This is based on the idea of a citation having two parts (document name and location/page number), just as it did in the physical world, and that the reader should be able to choose how to access the cited book or journal article. The proposal was then this:
1) Author selects text in a digital book (Kindle, iBooks, whatever) and chooses the option ‘Copy Location’ (same as we can do in YouTube videos). No copying of text is necessarily necessary.
2) The author then pastes this in their own book/article as a citation, which, importantly, has two parts:
• The document identifiers (name of book plus authors, ISBN and/or more – the more the better, for redundancy)
• The internal location (which different document types already have, this proposal is partly to establish a common standard which libraries will endorse)
3) The reader then has the option to follow this citation reference and the system presents a dialog (this is one of the key innovations we are talking about):
• This book is available on Amazon. Purchase it?
• This book is available on ‘Whatever online Store’. Purchase it?
• This book is available on Google Books. See the page? (full book not available)
• This book is available digitally from your university library. Access it?
At this point the user can choose whatever way they want to access the book – and here is the big deal: Once they choose how to access it (‘own’ it and the reader system knows what books are in what access application), the system will open the book to the very location referred to!
This means that copyright is not an issue but we have high resolution addressing.
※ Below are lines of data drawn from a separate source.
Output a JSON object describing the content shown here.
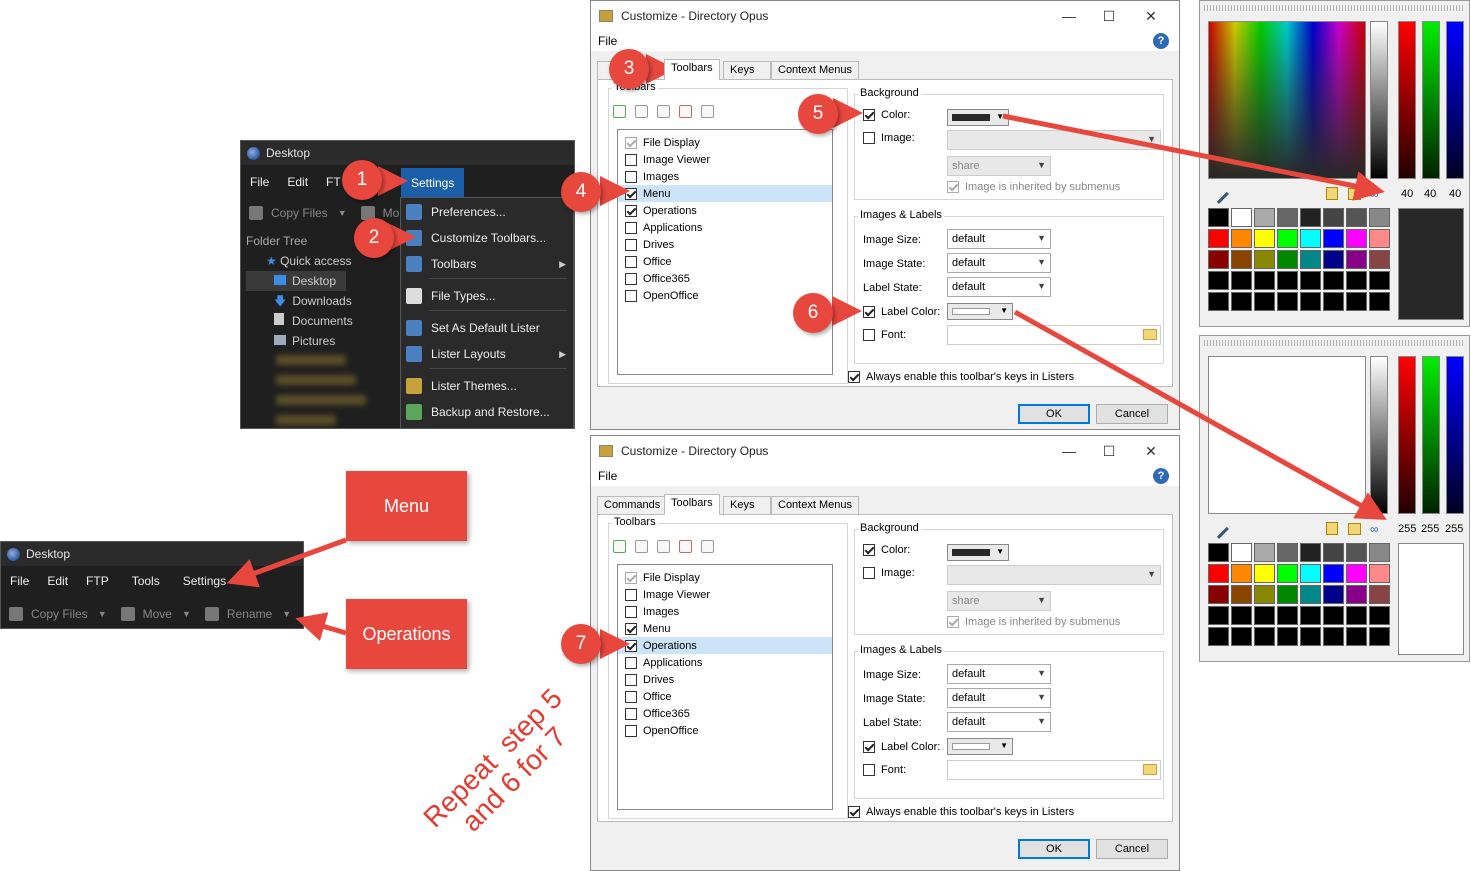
{
  "desktop_window": {
    "title": "Desktop",
    "menu": [
      "File",
      "Edit",
      "FT",
      "Settings"
    ],
    "toolbar": {
      "copy": "Copy Files",
      "move_partial": "Mo"
    },
    "tree_header": "Folder Tree",
    "tree": [
      "Quick access",
      "Desktop",
      "Downloads",
      "Documents",
      "Pictures"
    ]
  },
  "settings_menu": [
    "Preferences...",
    "Customize Toolbars...",
    "Toolbars",
    "File Types...",
    "Set As Default Lister",
    "Lister Layouts",
    "Lister Themes...",
    "Backup and Restore..."
  ],
  "desktop_window2": {
    "title": "Desktop",
    "menu": [
      "File",
      "Edit",
      "FTP",
      "Tools",
      "Settings"
    ],
    "toolbar": [
      "Copy Files",
      "Move",
      "Rename"
    ]
  },
  "labels": {
    "menu_box": "Menu",
    "operations_box": "Operations",
    "repeat_note": "Repeat  step 5\nand 6 for 7"
  },
  "callouts": [
    "1",
    "2",
    "3",
    "4",
    "5",
    "6",
    "7"
  ],
  "dialog": {
    "title": "Customize - Directory Opus",
    "file_menu": "File",
    "help": "?",
    "tabs": [
      "Commands",
      "Toolbars",
      "Keys",
      "Context Menus"
    ],
    "toolbars_group": "Toolbars",
    "toolbar_items": [
      "File Display",
      "Image Viewer",
      "Images",
      "Menu",
      "Operations",
      "Applications",
      "Drives",
      "Office",
      "Office365",
      "OpenOffice"
    ],
    "background_group": "Background",
    "color_label": "Color:",
    "image_label": "Image:",
    "share_value": "share",
    "inherit_label": "Image is inherited by submenus",
    "images_labels_group": "Images & Labels",
    "image_size_label": "Image Size:",
    "image_state_label": "Image State:",
    "label_state_label": "Label State:",
    "default_value": "default",
    "label_color_label": "Label Color:",
    "font_label": "Font:",
    "always_enable": "Always enable this toolbar's keys in Listers",
    "ok": "OK",
    "cancel": "Cancel"
  },
  "picker1": {
    "r": "40",
    "g": "40",
    "b": "40"
  },
  "picker2": {
    "r": "255",
    "g": "255",
    "b": "255"
  },
  "colors": {
    "accent": "#e8473e",
    "selection": "#cce4f7"
  }
}
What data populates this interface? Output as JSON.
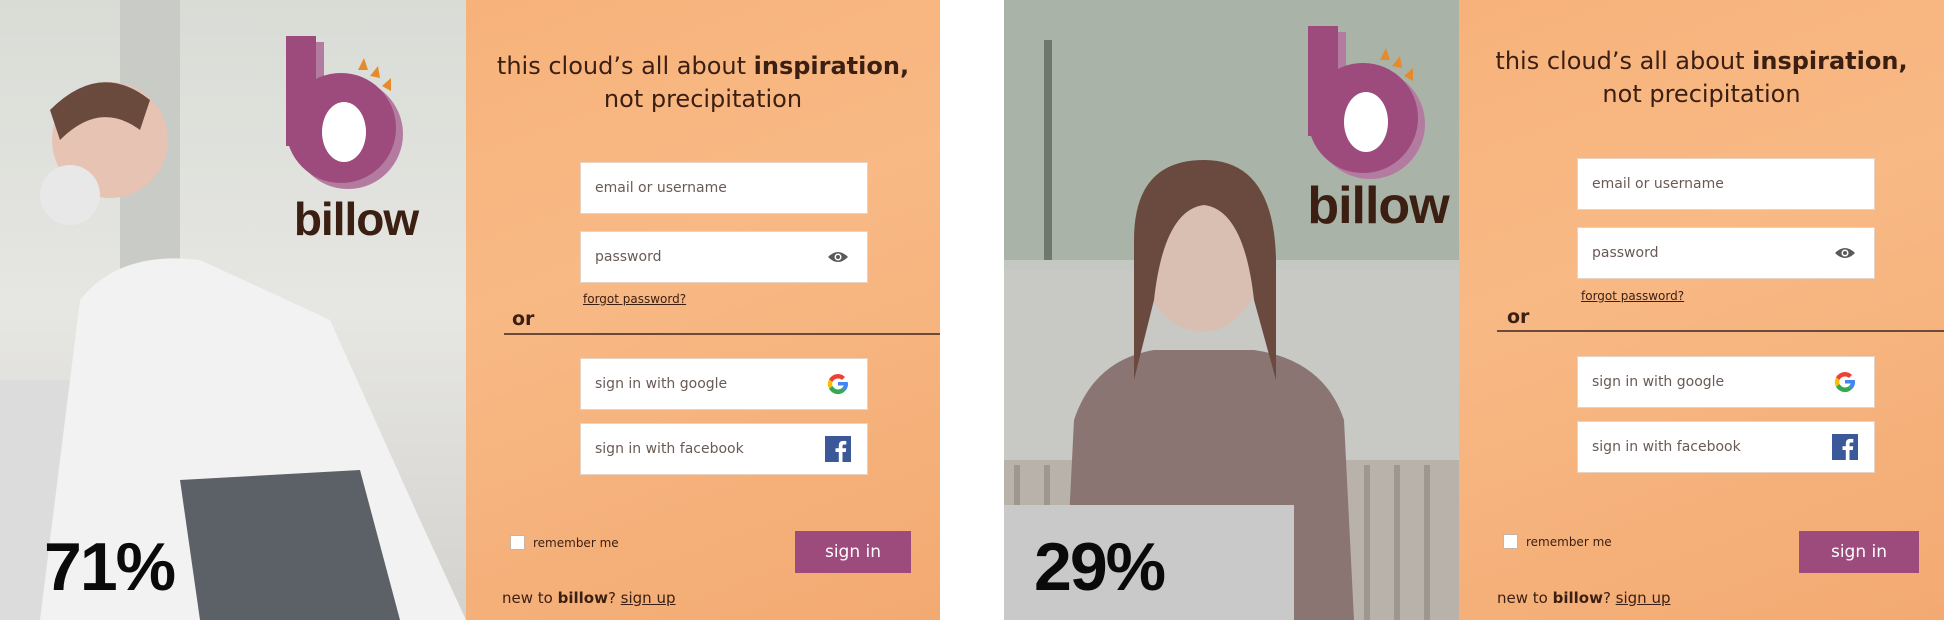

VERY useful I was told by many, which is nice.
• Researching current in-document location systems and seeing which systems can be used universally
• Building relationships with book vendors to allow for what is sometimes called ‘deep linking’ where you can have a link and specify what application to launch it in. (We can of course build our own for testing before anyone else agrees to join us)
I have a friend who works at Audible but is very well connected within the rest of Amazon who I’ll present this to, in order to have it presented further in the company. Amazon already has a location system, which is why you can listen to a book on audible and then the Kindle page you are on will automatically update.
The benefit is that it makes it more easy to find, access and buy books, which is good for authors and publishers and it the benefit to the reader and author is the fluidity of movement within their knowledge environment.